リサーチの中で興味深かったのが、日本企業の動きです。
私が以前から注目(実は株も所有しています)していた「ユーザーローカル」という会社が、精度の高いツールを提供していました。
使い方は驚くほどシンプルです。
ウェブ上のフォームに文章を貼り付けるだけで、「AI作成:◯%、人間作成:◯%」という判定が瞬時に弾き出されます。
一方、海外の有料ツールはさらに踏み込んでいました。
単に確率を表示するだけでなく、文章の「どの部分が疑わしいのか」をアンダーラインで示してくれるのです。
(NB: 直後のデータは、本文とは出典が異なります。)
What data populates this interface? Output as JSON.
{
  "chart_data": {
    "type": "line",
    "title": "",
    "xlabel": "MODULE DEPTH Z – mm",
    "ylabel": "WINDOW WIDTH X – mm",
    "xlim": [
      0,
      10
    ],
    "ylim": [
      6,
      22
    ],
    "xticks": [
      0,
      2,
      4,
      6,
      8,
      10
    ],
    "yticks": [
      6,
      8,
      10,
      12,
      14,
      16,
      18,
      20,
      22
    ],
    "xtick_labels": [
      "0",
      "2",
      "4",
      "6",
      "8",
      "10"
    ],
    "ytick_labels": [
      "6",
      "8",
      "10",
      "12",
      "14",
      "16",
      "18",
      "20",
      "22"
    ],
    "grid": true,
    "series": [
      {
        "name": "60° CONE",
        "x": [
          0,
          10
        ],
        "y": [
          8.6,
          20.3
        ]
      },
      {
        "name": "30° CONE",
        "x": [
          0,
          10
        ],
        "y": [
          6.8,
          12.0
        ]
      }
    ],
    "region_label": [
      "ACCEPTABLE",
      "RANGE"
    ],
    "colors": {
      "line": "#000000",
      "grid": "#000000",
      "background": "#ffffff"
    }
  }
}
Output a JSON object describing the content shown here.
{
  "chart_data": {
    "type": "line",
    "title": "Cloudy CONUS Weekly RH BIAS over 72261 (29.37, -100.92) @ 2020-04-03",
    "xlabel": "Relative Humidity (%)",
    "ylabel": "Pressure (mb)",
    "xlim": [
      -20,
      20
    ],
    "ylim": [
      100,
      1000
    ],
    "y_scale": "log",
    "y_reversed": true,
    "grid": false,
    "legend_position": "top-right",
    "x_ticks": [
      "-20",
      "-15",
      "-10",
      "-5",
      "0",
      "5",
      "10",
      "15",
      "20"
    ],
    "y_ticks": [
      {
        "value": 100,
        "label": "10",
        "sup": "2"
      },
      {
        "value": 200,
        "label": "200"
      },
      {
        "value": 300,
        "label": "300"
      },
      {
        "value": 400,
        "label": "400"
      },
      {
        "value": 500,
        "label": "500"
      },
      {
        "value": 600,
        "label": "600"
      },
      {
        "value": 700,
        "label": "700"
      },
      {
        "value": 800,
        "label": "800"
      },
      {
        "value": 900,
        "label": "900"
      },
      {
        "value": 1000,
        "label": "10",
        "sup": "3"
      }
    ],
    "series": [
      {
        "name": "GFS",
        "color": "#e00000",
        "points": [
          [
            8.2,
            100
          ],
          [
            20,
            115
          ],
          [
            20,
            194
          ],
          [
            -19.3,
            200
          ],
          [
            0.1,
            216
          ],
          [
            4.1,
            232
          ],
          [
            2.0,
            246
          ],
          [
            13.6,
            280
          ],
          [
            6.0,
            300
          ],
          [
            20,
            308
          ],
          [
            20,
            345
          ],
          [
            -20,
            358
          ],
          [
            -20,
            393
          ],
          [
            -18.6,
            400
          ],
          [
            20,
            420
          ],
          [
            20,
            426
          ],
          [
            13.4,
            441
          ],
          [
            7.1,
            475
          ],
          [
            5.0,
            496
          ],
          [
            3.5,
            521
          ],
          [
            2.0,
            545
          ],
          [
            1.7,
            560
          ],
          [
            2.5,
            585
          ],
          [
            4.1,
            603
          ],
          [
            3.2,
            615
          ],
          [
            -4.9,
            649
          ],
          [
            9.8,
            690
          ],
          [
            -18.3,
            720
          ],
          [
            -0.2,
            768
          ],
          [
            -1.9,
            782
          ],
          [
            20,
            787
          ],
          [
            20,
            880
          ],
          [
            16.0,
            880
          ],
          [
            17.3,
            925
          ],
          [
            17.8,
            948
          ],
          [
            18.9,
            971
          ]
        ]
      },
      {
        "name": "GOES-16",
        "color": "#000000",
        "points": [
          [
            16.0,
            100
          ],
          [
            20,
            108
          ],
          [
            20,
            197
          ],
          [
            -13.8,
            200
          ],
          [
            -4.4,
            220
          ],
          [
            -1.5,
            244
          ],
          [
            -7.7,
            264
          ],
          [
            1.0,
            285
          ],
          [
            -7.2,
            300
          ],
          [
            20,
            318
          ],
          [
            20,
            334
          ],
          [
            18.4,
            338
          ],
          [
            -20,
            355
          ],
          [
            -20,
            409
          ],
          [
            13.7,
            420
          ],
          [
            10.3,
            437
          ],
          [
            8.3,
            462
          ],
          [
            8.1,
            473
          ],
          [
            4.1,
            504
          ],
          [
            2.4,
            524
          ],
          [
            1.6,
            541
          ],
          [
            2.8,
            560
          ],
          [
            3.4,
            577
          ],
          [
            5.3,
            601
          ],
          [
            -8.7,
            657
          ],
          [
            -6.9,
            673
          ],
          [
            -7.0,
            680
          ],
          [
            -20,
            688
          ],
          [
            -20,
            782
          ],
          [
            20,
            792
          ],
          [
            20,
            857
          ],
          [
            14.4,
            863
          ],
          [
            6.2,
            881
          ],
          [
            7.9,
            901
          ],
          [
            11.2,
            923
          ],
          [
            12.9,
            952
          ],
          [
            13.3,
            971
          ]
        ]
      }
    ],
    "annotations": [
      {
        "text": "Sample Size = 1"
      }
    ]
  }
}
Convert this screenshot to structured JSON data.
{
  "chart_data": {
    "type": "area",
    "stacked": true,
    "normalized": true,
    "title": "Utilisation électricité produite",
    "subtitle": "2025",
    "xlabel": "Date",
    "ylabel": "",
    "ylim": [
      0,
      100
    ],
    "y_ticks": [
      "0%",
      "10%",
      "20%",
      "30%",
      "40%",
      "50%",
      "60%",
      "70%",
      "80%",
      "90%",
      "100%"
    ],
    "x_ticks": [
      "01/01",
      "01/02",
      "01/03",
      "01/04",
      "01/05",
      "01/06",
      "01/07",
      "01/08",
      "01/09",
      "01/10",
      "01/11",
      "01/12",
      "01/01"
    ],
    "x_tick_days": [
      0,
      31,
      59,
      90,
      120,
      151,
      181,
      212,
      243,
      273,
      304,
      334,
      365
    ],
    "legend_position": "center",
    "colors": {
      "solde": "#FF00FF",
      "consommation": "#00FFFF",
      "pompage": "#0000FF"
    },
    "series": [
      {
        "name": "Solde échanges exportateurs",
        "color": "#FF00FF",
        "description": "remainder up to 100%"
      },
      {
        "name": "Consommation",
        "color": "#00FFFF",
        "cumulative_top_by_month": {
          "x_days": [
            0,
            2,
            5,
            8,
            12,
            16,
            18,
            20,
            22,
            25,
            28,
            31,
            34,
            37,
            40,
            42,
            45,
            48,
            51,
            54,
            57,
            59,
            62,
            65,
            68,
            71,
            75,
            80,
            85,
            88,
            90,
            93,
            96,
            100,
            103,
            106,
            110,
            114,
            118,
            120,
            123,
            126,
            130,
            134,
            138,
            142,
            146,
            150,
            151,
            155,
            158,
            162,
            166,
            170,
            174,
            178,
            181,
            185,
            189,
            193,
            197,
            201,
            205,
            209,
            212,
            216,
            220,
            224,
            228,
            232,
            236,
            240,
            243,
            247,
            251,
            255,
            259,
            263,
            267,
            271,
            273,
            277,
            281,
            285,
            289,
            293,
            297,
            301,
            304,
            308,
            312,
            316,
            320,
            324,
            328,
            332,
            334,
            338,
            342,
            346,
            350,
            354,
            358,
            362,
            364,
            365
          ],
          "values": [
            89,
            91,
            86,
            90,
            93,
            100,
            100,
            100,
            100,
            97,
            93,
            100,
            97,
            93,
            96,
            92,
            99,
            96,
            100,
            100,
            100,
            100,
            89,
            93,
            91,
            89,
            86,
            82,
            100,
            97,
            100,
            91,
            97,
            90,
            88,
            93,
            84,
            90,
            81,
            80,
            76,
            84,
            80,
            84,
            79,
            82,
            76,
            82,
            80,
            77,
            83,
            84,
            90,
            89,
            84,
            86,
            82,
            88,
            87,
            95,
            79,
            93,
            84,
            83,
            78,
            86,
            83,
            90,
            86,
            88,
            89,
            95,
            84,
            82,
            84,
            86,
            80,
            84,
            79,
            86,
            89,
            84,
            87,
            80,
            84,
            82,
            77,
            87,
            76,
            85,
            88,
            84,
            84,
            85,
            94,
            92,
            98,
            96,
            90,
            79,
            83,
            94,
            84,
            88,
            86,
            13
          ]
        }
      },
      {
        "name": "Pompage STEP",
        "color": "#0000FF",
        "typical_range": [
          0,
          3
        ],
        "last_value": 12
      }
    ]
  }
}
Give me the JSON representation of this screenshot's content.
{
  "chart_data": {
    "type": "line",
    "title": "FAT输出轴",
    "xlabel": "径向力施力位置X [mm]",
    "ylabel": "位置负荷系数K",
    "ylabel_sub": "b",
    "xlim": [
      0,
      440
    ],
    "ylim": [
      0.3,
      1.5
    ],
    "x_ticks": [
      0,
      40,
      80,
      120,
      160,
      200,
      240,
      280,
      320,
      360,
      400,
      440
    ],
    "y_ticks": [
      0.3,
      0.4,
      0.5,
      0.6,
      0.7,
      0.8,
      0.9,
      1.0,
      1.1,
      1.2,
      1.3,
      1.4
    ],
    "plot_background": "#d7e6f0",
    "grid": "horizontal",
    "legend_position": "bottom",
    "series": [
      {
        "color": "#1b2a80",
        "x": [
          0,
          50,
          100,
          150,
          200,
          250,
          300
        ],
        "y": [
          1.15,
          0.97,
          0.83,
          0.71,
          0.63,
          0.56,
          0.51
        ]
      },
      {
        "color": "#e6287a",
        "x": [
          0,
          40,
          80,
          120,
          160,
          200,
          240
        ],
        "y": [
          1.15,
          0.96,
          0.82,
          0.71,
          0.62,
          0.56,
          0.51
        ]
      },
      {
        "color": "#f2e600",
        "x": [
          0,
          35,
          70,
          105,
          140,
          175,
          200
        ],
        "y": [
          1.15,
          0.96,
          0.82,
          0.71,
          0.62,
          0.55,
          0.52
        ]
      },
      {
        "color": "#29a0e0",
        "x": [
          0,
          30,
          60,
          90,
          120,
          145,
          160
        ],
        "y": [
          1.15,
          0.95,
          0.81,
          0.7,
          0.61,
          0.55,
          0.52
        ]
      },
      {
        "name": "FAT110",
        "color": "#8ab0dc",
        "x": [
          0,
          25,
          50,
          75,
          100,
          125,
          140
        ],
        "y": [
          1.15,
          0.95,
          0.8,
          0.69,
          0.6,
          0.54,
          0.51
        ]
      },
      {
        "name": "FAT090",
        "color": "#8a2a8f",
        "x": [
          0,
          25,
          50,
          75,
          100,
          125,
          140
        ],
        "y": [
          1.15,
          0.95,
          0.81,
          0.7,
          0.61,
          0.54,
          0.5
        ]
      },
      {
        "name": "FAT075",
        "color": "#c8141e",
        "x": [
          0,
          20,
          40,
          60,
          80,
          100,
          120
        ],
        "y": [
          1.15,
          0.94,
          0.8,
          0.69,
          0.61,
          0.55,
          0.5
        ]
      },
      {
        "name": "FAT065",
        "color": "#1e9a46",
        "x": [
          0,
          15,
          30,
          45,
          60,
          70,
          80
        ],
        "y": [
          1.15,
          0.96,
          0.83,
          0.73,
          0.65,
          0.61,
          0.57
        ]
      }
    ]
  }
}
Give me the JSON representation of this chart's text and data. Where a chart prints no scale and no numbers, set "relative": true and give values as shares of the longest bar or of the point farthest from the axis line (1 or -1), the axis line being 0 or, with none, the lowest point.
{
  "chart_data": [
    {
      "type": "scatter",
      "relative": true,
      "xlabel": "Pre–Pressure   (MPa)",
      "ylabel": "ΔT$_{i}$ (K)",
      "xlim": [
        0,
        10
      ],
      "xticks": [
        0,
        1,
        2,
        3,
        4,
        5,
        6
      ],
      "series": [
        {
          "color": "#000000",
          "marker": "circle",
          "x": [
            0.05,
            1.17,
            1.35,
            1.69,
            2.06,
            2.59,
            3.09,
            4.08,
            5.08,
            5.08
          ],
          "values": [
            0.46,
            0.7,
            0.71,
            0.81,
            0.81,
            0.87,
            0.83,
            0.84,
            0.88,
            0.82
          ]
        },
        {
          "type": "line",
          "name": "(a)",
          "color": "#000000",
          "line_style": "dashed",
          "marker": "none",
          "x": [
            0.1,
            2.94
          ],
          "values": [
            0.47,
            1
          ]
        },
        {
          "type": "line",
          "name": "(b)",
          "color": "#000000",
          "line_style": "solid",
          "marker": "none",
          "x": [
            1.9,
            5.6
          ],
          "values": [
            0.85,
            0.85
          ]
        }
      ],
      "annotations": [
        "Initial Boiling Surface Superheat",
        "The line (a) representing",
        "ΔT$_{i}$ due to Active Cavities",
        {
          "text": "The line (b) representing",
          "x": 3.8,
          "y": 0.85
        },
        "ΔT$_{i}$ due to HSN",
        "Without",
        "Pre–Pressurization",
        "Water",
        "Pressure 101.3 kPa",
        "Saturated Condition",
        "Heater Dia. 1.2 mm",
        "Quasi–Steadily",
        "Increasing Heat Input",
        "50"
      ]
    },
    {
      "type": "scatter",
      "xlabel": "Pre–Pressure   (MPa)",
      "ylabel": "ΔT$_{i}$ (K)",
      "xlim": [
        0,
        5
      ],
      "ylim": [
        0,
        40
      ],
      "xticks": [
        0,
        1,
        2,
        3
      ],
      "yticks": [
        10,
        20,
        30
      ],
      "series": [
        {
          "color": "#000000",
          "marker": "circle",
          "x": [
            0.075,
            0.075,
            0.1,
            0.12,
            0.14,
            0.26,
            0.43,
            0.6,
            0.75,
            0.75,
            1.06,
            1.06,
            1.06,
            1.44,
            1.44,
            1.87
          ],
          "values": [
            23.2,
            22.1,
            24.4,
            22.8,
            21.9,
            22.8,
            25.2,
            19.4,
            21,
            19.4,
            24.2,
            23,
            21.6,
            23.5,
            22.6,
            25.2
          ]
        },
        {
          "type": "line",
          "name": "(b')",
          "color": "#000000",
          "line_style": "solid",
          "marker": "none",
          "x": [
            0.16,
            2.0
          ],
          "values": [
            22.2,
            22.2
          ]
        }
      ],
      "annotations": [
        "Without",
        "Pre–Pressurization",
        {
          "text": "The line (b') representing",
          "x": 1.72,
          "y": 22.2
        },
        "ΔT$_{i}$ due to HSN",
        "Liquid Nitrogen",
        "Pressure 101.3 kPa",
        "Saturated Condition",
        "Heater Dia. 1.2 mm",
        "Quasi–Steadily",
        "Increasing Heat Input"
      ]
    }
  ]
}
試しに、私がChatGPTで作った文章を読み込ませてみたところ、画面は真っ赤に。
「100% 機械による作成です」と非情な(?)判定が下されました。
なぜ「見破るAI」が必要とされるのか
これほど多くのツールが存在するということは、それだけ切実な需要があるということです。
今、教育現場では「学生がAIで宿題のレポートや論文を書いてしまう」ことが大きな議論を呼んでいます。
ルールとしてAIの使用を制限している学校にとっては、正当な評価を守るために、こうした検知ツールが不可欠な「盾」になっているのでしょう。
私個人としては、AIを活用すること自体は時代の流れであり、決して悪いことではないと考えています。
しかし、ルールがある以上、それを守るための技術もまた進化していく。
そんな過酷なリアリティを感じました。
究極のいたちごっこ。「隠すAI」の登場
今回のリサーチで最も衝撃的だったのは、その先にあった技術です。
「AIが書いた文章を見破るツール」がある一方で、なんと「AI検知ツールにバレない文章を作るAI」までもが登場していたのです。
まさに「矛盾(むじゅん)」を地で行くような、終わりなきいたちごっこ。
しかし、私はこの光景を見て、不思議とネガティブな感情は抱きませんでした。
「ああ、こうやって文明は加速し、発達していくんだな」と、むしろ圧倒されたのです。
AIは「アニメの歴史」をも変えたあの転換点と同じ
私は、AIの登場は単なる便利なツールの発明ではないと思っています。
それは、飛行機の発明や産業革命と同じくらい、世界の構造を根本から変えてしまう巨大な転換点です。
たとえるなら、アニメの世界における『機動戦士ガンダム』のような存在かもしれません。
ガンダムの登場以前と以降では、アニメが描くリアリティや構造が全く変わってしまったように、AIもまた、私たちの仕事や学びの「前提」を塗り替えてしまいました。
「AIを駆使する事務代行」として、この激動の時代にどんな付加価値を提供できるのか。
いたちごっこの先にある「人間とAIの新しい関係」を、これからも皆さんと一緒に探究していければ幸いです。
最後までお読みいただき、ありがとうございました。
これからも、コミュニケーションや学びに関する気づきを発信していきます。